My question is asking for help understanding the Lie algebra analogue of the following process:
Given a group, one of the most complicated things about that group is it's lack of commutativity, and we can measure that with commutators because $$ab = [a,b]ba = (aba^{-1}b^{-1})ba,$$ so we package all commutators into a subgroup, $$G' = [G,G],$$ and then throw away all the non-commutativity by forming the quotient $$G/G' = G/[G,G],$$ which is the largest Abelian group we can form from a given group, great - now for finite groups we can use fundamental theorem of finite abelian groups to classify $G/G'$, and so all that's left to do to fully classify a group $G$ is to analyze it's commutator subgroup $G'$, but with this we can repeat the process, deriving $$G'' = [[G,G],[G,G]]$$ and then analyzing $$G'/G'' = [G,G]/[[G,G],[G,G]],$$ iterating if necessary... A group is solvable if this process terminates in the identity, equivalently $G^{(n)} = 0$, and we can fully classify a finite group in terms of a sequence of Abelian groups if it's solvable, great... This followed page 15 here.
Now, for a Lie Algebra $L$, Erdmann shows that if $I$ is an ideal of $L$ then $L/I$ is abelian iff $I$ contains the derived algebra $L' = [L,L]$, defines a lie algebra to be solvable if $L^{(n)} = 0$ (e.g. $L^2 = [[L,L],[L,L]]$), then defines the radical $$\text{rad}(L)$$ to be the largest solvable ideal of $L$. Seems like you do this to ensure you get the largest Abelian quotient, thus so far exactly copying the above process, that is - it seems like the radical is the analogue of $G' = [G,G]$ so that $G/G'$, I mean $$L/\text{rad}(L),$$ is Abelian. In the context of Lie Algebras, $L/\text{rad}(L)$ is defined to be a semi-simple Lie algebra, having no non-trivial ideals, and will be shown to be a direct sum of simple lie algebras, but Erdmann defines a simple lie algebra to be non-Abelian. It's like you copied a process that generates something Abelian, $G/G'$, $L/\text{rad}(L)$, but then you just define it to not be Abelian, how does this make sense? Why isn't $L/\text{rad}(L)$ Abelian when you copied a process to generate Abelian groups? This is apparently the Levi decomposition, page 28 here.

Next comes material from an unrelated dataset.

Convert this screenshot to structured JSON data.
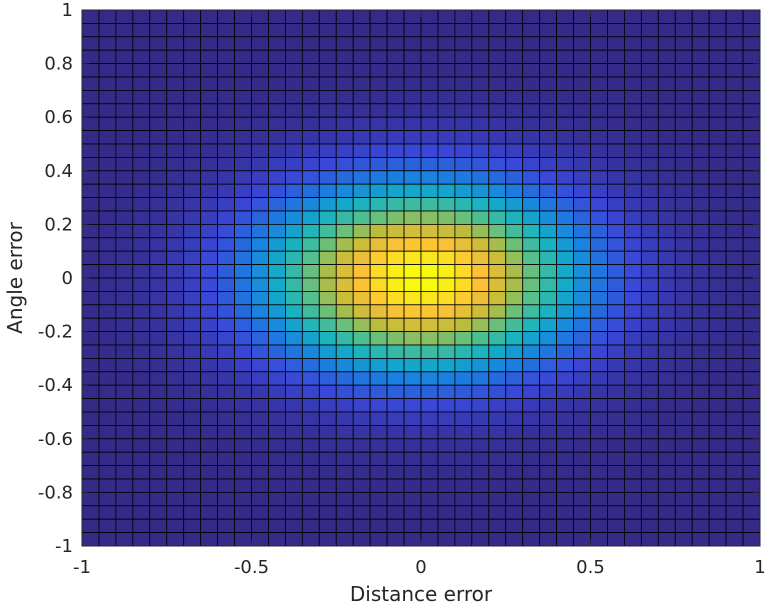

The answer to the question is, that $L/rad(L)$ is semisimple, because we divide out the largest solvable ideal of $L$, and a Lie algebra without non-zero solvable ideals is semisimple, see here. But a semisimple Lie algebra is not abelian. The first example here is the Lie algebra $\mathfrak{sl}_2$ with brackets $[e,f]=h,\;[h,e]=2e,\;[h,f]=-2f$. Since the brackets are not all zero, the Lie algebra is not abelian.
In contrast, $L'=[L,L]$ is the commutator ideal, and as in the group case, $L/L'$ is abelian.
In other words, the interpretation of radical and derived ideal is quite different.